Appenzeller Käsekuchen ist für mich nebst schweizerisch auch eine Jugenderinnerung, denn die Mame hat ihn jeweils gebacken, fast so wie hier beschrieben, und sie musste ja wissen wie, als Urnäscherin, aufgewachsen zur Zeit des 1. Weltkrieges, geboren vor 102 Jahren.

Eine Eigenheit der Ostschweizer ist das Wort “Flade” für diese Art flacher Kuchen, andernorts in der Schweiz Weie oder Dünne genannt.
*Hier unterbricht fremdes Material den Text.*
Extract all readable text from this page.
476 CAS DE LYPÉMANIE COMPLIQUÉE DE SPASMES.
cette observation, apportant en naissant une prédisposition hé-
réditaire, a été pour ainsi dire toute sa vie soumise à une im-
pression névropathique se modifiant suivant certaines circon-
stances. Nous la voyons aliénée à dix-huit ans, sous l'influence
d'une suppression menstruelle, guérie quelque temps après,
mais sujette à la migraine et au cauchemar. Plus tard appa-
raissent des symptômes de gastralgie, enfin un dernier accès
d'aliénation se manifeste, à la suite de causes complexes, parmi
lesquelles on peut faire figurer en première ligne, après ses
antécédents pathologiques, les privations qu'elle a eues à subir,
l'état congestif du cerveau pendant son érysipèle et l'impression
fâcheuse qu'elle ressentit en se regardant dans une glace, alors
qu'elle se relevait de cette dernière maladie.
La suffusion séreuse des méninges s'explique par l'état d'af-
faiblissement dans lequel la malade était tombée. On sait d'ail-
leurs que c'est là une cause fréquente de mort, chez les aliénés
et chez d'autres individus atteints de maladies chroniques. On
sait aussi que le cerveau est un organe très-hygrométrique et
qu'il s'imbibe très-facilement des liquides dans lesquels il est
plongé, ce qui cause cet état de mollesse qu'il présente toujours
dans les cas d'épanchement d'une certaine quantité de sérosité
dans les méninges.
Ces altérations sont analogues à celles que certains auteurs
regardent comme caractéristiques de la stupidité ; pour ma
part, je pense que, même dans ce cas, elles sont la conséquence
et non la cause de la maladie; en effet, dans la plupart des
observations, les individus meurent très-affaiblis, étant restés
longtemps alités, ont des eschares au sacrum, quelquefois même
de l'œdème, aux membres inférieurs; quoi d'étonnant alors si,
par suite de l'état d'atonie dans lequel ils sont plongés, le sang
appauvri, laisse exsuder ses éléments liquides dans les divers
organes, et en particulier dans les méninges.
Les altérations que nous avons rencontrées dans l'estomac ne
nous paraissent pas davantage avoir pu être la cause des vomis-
Eine Übersetzungsliste Deutsch-Schweizerdeutsch für Kochausdrücke fand ich im Internet. Schwierig ist es nicht und Zutaten braucht es auch nicht viele:

Brotteig
300 g Mehl, 10g frische Backhefe, 1 tl Salz, 1/2 tl Zucker, 210 ml Wasser

Belag
1 grosse Zwiebel (ca 200 g), gehackt, glasig gedämpft
200 g Appenzeller Käse, grob gerieben

Guss
3 EL Mehl, 1 dl Milch, 2 dl Vollrahm (Sahne), 2 Eier, 1 Prise Salz, gemahlener Koriander, geriebene Fenchelsamen

Zubereitung
Ofen auf 250°C vorheizen, Teig rechteckig auf ca 30×35 cm oder ein anderes Seitenverhältnis, oder rund, auswallen oder besser von Hand ziehen, vorteilhafterweise auf einem Back-Trenn-Papier in ein Kuchenblech legen, Rand 2 cm hochstellen oder -rollen, den Boden mit Gabel löchern, Zwiebeln zuerst verteilen, Käse oben drauf, dann den Guss schön gleichmässig langsam über die Masse giessen, bei 200°C etwa 40 Minuten backen bis die Oberfläche schön goldbraun und der Rand angebräunt ist.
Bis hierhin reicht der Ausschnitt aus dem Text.